Radicalization
From the minds of Islamic radicals in French prisons to the role of the Internet in the global jihad, a stunning inquiry into the sources of terrorist violence
“The typical trajectory of most French Islamist terrorists follows four steps: alienation from the dominant culture, thanks partly to joblessness and discrimination in blighted neighborhoods; a turn to petty crime, which leads to prison, and then more crime and more prison; religious awakening and radicalization; and an initiatory journey to a Muslim country . . . to train for jihad.” —Farhad Khosrokhavar, The New York Times
In the wake of the Paris, San Bernadino, and Brussels terrorist attacks, fears over
“homegrown terrorism” have surfaced to a degree not seen since September 11,
2001—especially following the news that all of the perpetrators in Paris were European citizens.
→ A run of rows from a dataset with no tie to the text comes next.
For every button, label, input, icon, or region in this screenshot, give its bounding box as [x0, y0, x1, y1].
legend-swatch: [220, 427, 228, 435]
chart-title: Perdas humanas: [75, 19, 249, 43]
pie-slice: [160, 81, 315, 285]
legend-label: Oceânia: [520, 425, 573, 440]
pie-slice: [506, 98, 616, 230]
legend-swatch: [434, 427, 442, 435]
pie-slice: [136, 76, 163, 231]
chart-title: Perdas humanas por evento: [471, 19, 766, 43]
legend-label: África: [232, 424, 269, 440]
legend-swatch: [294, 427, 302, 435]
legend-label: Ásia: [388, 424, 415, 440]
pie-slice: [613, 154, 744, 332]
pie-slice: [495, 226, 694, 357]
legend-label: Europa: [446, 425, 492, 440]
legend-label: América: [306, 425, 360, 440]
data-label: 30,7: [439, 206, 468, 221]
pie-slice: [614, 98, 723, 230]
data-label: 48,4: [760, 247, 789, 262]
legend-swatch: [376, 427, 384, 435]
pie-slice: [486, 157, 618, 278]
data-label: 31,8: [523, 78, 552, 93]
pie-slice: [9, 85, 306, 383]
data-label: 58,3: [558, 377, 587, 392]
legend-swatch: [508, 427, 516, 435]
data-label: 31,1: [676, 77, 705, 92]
A sought-after commentator in France and a widely respected international scholar of radical Islam, Farhad Khosrokhavar has spent years studying the path toward radicalization, focusing particularly on the key role of prisons as incubators of a particular brand of outrage that has yielded so many attacks over the past decade.
Khosrokhavar argues that the root problem of radicalization is not a particular ideology but rather a set of steps that young men and women follow, steps he distills clearly in this deeply researched account. With insights that apply equally to far-right terrorists and Islamic radicals, Khosrokhavar argues that our security-focused solutions are pruning the branches rather than attacking the roots—which lie in the breakdown of social institutions, the expansion of prisons, and the rise of joblessness, creating disaffected communities with a sharp sense of grievance against the mainstream.